UGA returns to negative spotlight

Photo by Rob Saye


Last week I painted a broad picture on football’s troubled offseason. On the varsity level, I looked at the recent Grady High School situation. The Knights had 14 players on last year’s roster that reported fraud residencies and among the individuals was one who was never enrolled in a single class. In the NFL, I mentioned the 27 arrests from the end of the Ravens’ Super Bowl victory to mid-June of last year’s offseason. Finally, on the collegiate scale, I looked specifically at the SEC’s perpetual run-ins with the law each offseason.

As predicted last week, more headlines and more self-inflicted wounds came and history once again repeated itself. Georgia and Missouri added six more arrests to the SEC’s growing total (not to mention the three Missouri basketball players also arrested this week). Tennessee, Ole Miss, Georgia and Missouri have each seen two or more football players arrested in the last month. With this trend continuing to hurt these teams early in the season, I shift my focus specifically to the problem in Athens, Ga.


Type “UGA football players” into your search engine and “in the NFL” and “arrested” are the two most visited additions to your search. Since the start of the 2010 season, 19 players have been arrested. Out of the 19, just five arrests have come during the actual season. Among these players are starters and some of the most highly-ranked recruits of their respective classes. People have pushed blame to head coach Mark Richt on not being tough enough or not having any control over his players. The way I see it, Richt is not the brunt of the problem. A lack of leadership within the team is. Tray Matthews, Jonathan Taylor, James DeLoach and Uriah LeMay were all arrested on St. Patrick’s Day this past Monday. No, it was not for being underage or for drinking too much green beer. Spring break was over as well and the first day of spring practice was the next day. Instead, these four were booked for trying to double-dip checks.
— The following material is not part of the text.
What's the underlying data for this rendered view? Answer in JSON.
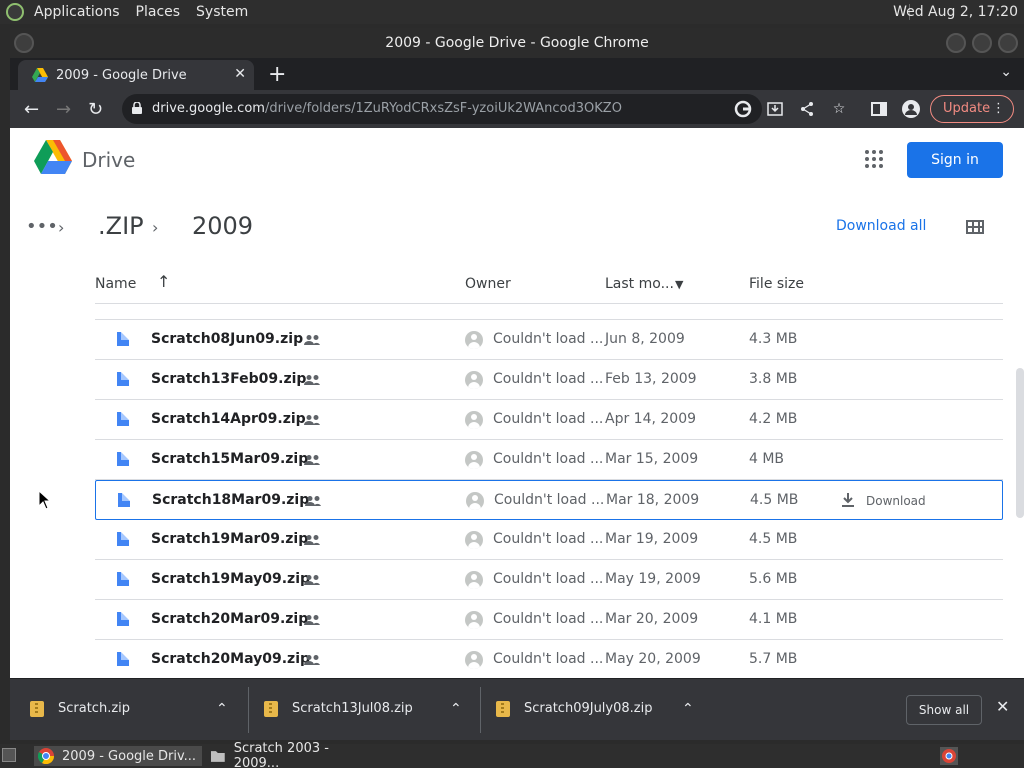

Instead of watching game film maybe the coaching staff needs to show each new Georgia recruit Steven Spielberg’s Catch Me If You Can and teach them about Frank Abagnale’s run-ins with the law. Or maybe these kids just need to start thinking for themselves. Four players all making the same dumb decision proves they are not.
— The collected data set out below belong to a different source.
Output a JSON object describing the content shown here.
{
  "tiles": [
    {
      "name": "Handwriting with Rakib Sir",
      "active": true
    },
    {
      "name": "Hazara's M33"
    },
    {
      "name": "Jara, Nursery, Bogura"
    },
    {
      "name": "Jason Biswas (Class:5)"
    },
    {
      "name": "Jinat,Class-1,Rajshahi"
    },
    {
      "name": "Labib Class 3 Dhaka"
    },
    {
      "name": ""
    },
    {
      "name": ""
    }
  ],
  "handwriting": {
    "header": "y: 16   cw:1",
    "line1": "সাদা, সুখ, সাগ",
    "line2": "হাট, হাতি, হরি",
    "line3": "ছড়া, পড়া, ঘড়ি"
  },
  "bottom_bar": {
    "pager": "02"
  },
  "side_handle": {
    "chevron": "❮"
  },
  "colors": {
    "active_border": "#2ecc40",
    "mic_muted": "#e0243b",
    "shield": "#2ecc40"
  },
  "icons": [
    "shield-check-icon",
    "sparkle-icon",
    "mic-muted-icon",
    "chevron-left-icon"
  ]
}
A typical college student is thrown into a world of freedom with plenty of peer pressure and decision-making involved. A college athlete is not. Showing up minutes late to a workout or a class requires a punishment and nearly every day is spent constantly watching the clock to make sure you are not late. The majority of football players have a tutor for each specific class to push them and keep them on track. In between class or a study session is barely enough time to eat. Then you have to be dressed, taped up and ready for hours of film, practice or workouts. During team activities, every player is on the clock and whistle. “Run this play, line up like this, move your feet, etc.”

There is a constant voice telling you what to do. However, coaches are not roommates and coaches are not going to be your classmates/ peers. Off the practice field, there is a need for teammates to act as the positive role models and UGA currently lacks this key ingredient. Who is the leader of this year’s team? Richt needs guys to step up to the plate as men and competitors.

While I was playing at UGA, I had one of the best mentors to look up to in Mohammed Massaquoi. For much of that 2008 season, Richt and the coaching staff placed a complete ban from downtown for anyone on the football team. No one was allowed to set foot past North Campus. After the spring game the ban was removed and we finally had our freedom back. That first night, Massaquoi called and texted every receiver from starters down to the brand-new walk-ons like myself to make sure we were all back safely and out of trouble. This is your answer to this annual headache, Bulldog fans: leadership.